Description
Hi,
I'm not sure where to start so I'm just posting here hoping that someone with more knowledge could help me out. I'm trying to run these notebooks on my system with 7900XTX and it is running very slow. The code that uses resnet26d seems ok but the code that uses convnext_small_in22k is very slow. I also tried convnext_small to make it use the model from torchvision but that seems to run just as slowly.
I first thought that ROCm pytorch has not optimized the model yet. But I found out that pytorch microbenchmark (https://github.com/ROCmSoftwarePlatform/pytorch-micro-benchmarking) actually shows 7900XTX running faster when using torchvision model.
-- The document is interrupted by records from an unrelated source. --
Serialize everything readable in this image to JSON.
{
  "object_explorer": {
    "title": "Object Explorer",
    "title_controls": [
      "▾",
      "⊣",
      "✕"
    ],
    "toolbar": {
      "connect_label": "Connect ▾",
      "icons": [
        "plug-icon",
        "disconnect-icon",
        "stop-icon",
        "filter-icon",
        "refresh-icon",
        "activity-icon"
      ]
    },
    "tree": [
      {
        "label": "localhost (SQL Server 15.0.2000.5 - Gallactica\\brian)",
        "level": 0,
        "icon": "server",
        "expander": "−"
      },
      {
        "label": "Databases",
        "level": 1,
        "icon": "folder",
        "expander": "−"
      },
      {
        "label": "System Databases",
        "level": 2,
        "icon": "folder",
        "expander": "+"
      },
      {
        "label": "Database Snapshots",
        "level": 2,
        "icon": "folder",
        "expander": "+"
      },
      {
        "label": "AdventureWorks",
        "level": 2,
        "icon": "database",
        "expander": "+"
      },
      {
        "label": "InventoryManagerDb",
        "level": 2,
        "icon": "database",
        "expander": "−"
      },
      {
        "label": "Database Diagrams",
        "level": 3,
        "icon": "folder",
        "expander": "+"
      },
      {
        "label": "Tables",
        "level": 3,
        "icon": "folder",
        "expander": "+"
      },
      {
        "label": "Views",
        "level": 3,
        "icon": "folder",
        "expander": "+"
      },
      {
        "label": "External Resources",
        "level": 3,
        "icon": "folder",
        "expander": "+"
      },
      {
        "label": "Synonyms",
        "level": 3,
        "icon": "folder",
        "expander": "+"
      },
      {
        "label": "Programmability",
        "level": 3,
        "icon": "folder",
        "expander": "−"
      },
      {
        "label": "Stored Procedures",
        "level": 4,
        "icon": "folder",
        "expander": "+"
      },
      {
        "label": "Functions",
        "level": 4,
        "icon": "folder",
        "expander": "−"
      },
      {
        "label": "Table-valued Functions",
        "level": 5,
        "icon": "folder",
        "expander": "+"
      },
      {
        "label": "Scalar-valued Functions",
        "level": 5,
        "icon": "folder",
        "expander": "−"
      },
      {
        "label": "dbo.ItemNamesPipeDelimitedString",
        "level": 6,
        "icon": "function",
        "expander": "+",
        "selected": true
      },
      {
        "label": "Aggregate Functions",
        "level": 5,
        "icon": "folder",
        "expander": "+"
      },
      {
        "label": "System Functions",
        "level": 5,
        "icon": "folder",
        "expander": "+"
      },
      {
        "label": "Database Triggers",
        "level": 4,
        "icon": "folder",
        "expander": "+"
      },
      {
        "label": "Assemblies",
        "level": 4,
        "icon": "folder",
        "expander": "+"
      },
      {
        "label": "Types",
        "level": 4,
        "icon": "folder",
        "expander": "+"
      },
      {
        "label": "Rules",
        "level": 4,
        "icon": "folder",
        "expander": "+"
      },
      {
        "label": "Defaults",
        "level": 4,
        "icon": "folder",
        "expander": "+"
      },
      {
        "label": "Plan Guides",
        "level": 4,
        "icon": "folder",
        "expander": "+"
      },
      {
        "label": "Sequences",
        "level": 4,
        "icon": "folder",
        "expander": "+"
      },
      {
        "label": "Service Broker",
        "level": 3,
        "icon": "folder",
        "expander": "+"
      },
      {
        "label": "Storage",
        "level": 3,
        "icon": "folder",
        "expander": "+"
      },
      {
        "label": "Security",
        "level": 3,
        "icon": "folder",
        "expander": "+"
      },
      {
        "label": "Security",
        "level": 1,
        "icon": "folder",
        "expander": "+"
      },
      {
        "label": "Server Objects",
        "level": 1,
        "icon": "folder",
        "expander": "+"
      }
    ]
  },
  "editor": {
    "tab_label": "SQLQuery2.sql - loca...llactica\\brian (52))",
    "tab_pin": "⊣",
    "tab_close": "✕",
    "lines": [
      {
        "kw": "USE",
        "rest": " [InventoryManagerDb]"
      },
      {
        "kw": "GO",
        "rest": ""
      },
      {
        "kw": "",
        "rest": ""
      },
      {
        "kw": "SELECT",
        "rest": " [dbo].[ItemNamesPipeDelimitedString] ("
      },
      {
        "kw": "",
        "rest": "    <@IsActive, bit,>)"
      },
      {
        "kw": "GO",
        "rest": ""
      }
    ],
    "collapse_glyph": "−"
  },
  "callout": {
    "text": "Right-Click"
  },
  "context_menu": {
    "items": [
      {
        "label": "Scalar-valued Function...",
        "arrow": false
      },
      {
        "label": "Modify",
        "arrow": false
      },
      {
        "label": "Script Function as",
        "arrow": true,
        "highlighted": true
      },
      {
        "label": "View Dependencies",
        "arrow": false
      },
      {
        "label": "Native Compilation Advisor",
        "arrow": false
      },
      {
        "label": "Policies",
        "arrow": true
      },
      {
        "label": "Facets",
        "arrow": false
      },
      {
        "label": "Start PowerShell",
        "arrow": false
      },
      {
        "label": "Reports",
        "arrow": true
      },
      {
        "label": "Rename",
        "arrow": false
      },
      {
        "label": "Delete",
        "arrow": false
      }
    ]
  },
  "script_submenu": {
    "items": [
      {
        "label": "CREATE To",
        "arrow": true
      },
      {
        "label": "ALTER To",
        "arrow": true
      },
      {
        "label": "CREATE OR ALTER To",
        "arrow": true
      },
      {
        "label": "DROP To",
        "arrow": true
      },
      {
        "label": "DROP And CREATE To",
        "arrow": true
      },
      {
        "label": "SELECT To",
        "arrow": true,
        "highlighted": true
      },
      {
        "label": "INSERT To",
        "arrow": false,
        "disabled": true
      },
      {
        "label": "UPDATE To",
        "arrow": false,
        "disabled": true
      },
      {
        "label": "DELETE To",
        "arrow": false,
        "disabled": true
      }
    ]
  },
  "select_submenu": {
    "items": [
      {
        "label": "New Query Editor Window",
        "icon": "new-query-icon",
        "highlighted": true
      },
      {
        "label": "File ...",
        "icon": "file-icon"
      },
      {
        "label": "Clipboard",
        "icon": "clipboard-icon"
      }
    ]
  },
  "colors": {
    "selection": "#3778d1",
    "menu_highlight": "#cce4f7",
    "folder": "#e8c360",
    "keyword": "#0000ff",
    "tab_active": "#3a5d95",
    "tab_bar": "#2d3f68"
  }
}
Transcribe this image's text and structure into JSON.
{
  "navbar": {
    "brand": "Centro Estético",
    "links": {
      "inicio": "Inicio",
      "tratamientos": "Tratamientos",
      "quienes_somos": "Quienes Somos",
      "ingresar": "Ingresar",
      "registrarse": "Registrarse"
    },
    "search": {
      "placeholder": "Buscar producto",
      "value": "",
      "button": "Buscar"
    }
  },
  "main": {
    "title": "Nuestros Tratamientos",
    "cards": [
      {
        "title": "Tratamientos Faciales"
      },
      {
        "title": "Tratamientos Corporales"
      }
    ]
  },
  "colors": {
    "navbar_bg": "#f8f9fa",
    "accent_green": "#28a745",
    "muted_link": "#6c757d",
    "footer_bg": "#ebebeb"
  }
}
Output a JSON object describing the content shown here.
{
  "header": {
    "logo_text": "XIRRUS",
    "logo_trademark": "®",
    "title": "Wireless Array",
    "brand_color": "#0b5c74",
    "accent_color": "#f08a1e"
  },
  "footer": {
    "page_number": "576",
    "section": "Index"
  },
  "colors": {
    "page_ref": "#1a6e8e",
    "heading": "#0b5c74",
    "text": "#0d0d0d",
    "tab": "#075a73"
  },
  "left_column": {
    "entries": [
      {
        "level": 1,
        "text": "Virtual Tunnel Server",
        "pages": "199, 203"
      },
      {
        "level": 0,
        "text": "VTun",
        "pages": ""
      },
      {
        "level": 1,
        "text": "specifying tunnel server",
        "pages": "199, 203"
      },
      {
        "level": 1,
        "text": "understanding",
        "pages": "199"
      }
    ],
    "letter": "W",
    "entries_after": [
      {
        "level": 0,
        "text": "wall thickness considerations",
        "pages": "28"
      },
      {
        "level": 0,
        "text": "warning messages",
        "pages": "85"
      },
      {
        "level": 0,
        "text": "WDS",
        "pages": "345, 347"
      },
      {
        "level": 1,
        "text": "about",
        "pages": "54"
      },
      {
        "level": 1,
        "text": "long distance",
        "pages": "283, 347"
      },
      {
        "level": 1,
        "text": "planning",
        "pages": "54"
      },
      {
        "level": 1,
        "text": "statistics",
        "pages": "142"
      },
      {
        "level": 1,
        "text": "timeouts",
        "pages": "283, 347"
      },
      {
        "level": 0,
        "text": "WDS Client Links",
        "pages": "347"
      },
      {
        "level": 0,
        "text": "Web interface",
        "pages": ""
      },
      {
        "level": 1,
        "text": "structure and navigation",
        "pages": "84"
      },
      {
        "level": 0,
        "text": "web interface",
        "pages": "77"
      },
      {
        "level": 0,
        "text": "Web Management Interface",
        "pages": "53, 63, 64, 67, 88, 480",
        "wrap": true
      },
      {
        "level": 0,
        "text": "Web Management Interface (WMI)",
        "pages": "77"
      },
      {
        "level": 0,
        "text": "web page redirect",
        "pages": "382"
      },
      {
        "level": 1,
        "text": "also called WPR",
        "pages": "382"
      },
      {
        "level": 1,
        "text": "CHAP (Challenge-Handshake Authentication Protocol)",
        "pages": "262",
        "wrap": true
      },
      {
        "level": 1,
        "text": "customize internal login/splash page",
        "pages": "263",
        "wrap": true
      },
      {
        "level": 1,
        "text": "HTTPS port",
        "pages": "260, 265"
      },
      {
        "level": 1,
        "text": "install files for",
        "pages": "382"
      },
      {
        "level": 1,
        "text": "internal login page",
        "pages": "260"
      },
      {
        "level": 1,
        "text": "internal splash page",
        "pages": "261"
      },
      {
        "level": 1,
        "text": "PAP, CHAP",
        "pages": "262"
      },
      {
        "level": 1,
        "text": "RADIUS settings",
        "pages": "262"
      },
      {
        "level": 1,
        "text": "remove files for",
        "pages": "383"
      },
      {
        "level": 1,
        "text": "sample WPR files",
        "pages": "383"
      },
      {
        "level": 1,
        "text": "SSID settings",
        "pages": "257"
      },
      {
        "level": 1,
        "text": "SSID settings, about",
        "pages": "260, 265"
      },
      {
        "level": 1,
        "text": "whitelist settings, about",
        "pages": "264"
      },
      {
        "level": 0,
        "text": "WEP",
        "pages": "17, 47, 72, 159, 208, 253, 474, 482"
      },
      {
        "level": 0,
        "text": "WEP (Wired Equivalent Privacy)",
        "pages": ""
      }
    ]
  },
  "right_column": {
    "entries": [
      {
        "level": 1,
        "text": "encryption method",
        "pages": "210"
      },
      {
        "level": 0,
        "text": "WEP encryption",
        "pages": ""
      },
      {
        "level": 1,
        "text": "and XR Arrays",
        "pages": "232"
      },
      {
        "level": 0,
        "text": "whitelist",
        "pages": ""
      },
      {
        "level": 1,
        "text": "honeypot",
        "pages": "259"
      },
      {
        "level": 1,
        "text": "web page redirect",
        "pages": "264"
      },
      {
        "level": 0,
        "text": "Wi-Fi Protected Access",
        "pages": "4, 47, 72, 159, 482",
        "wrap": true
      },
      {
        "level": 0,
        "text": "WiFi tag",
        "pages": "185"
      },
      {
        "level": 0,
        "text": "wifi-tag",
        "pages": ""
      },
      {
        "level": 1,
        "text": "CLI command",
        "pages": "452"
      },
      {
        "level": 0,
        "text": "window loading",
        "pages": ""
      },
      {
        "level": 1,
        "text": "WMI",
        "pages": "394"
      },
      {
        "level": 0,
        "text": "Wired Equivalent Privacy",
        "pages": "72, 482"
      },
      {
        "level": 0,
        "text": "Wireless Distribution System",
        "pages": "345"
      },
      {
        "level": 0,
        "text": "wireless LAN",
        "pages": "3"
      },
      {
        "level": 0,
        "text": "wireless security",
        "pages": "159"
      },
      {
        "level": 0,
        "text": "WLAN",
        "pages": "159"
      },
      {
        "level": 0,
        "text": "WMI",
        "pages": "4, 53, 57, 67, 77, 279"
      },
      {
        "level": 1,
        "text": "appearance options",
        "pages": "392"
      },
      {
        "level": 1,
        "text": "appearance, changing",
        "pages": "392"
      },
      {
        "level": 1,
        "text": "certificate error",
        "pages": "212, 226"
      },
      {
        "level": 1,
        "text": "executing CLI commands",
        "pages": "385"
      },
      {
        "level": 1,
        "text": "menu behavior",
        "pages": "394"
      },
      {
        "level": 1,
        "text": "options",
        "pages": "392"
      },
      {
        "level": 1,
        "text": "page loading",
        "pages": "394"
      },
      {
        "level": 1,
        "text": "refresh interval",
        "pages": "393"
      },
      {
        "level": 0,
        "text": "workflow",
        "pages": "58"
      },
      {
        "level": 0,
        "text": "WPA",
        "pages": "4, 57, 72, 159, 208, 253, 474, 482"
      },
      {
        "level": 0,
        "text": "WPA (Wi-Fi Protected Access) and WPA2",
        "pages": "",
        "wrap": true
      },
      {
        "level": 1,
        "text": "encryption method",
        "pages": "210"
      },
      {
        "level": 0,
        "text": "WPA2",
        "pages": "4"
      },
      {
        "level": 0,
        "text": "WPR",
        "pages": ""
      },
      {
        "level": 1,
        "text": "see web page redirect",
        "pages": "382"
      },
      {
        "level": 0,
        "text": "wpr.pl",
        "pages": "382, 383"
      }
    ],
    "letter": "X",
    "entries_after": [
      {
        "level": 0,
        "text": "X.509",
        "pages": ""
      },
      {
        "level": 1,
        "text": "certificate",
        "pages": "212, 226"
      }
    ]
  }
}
(pt) root@rocm:~/pytorch-micro-benchmarking# python3 micro_benchmarking_pytorch.py --network convnext_small
INFO: running forward and backward for warmup.
INFO: running the benchmark..
OK: finished running benchmark..
--------------------SUMMARY--------------------------
Microbenchmark for network : convnext_small
Num devices: 1
Dtype: FP32
Mini batch size [img] : 64
Time per mini-batch : 2.088879442214966
Throughput [img/sec] : 30.638436429886497
Running the same test on my 3080ti gives
(pt) bsp2020@Ryzen5950X:~/pytorch-micro-benchmarking$ python3 micro_benchmarking_pytorch.py --network convnext_small
INFO: running forward and backward for warmup.
INFO: running the benchmark..
OK: finished running benchmark..
--------------------SUMMARY--------------------------
Microbenchmark for network : convnext_small
Num devices: 1
Dtype: FP32
Mini batch size [img] : 64
Time per mini-batch : 18.948059797286987
Throughput [img/sec] : 3.3776545295241056
Could anyone please help me figure out what is going on? Any help would be appreciated.